3. Formant / envelope (cepstral envelope morph)
This mode implements the classic CDP‑style formant morph:
- Extract the spectral envelope of A and B via cepstral liftering (order 60).
- Separate the fine structure (excitation) of A:
fine_A = mag_A / envelope_A. - Interpolate the envelopes in the log domain.
- Reconstruct:
mag_out = fine_A × envelope_out; phase from A.
Result: the formant structure of A gradually shifts toward that of B, while the excitation (pitch, noise) remains from A. Ideal for vocal morphs, instrument timbre shifts, etc.
Morph curves
The morph factor m(t) controls how much of B is present at time t. It varies from 0 (pure A) to 1 (pure B) according to one of three curves:
| Curve | Formula (inside morph region) | Behaviour |
|---|---|---|
| Linear | m(t) = (t‑t0)/(t1‑t0) | Constant rate of change. |
| Cosine (S‑curve) | m(t) = 0.5‑0.5·cos(π·(t‑t0)/(t1‑t0)) | Slow at start and end, fastest in the middle – natural, smooth transition. |
| Full mix | m(t) = mix_amount (constant) | Fixed blend throughout the region – no transition, just a crossfade. |
Outside the morph region (t < start_morph_s), the output is pure A; after end_morph_s, it is pure B. The curve is drawn in the visualisation panel.
Parameters & defaults
Morph region
| Parameter | Range | Default | Description |
|---|---|---|---|
| Start_morph_s | 0 … end_morph_s | 0 | Time at which morph begins (0 = start of sound). |
| End_morph_s | ≥ start_morph_s | 0 (max duration) | Time at which morph ends. 0 means the end of the longer sound. |
Curve & mix
| Parameter | Options | Default | Description |
|---|---|---|---|
| Curve_type | Linear / Cosine / Full mix | Cosine | Shape of the morph factor over time. |
| Mix_amount | 0–1 | 0.5 | Fixed blend ratio (only used for Full mix). |
Analysis & mode
| Parameter | Range | Default | Description |
|---|---|---|---|
| Window_ms | ≥ 10 ms | 60 ms | STFT analysis window length. Larger = better frequency resolution, worse time resolution. |
| Morph_mode | Log mag / Full complex / Formant | Log mag | Which spectral components to interpolate. |
Output
| Parameter | Default | Description |
|---|---|---|
| Draw_visualization | yes | Show 8‑panel visualisation (waveforms, spectrograms, morph curve, summary). |
| Play_output | yes | Auto‑play after processing. |
Visualization (8‑panel Praat picture)
When Draw_visualization = 1, the script draws a comprehensive multi‑panel plot:
- Waveforms A and B – side‑by‑side, colour‑coded (blue for A, red for B).

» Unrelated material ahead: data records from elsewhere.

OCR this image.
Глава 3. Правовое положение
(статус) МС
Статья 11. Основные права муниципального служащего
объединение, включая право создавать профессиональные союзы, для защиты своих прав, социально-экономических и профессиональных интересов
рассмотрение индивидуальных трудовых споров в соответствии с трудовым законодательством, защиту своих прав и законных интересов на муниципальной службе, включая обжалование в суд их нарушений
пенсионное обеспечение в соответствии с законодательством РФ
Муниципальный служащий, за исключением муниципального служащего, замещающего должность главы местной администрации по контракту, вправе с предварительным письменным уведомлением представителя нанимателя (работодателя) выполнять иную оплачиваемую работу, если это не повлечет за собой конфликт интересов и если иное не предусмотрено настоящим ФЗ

- Morph curve – a large central panel showing the morph factor m(t) over time, with the morph region highlighted. The curve is drawn according to the selected type, and labels show A (left) and B (right).
- Spectrograms A and B – 0–8 kHz, side‑by‑side.
- Output waveform – green, with duration displayed.
- Output spectrogram – 0–8 kHz.
- Summary panel – source names, durations, mode, curve, window, morph region, preset.
FAQ / troubleshooting
Install: pip install numpy soundfile. If sample rates differ, also pip install scipy.
On Windows, the script uses py (Python launcher).
The engine time‑aligns the two sounds to the longer of the two. If A is 3 s and B is 5 s, the output will be 5 s. The extra time after A’s end is pure B (since morph factor = 1).
The full‑complex mode (phase interpolation) can produce phase artefacts. Try the log‑magnitude mode, which preserves A’s phase and is generally cleaner. If you need phase morphing, reduce the window size to improve time resolution.
The cepstral lifter order is fixed at 60. This is suitable for speech and most musical sounds. For extremely low‑pitched sounds, you may want to increase the order – edit the order=60 argument in spectral_envelope() inside the Python script.
If A and B have different numbers of channels, the engine duplicates the last channel to match the higher count. For example, if A is mono and B is stereo, A is treated as two identical channels. This ensures a consistent output channel count.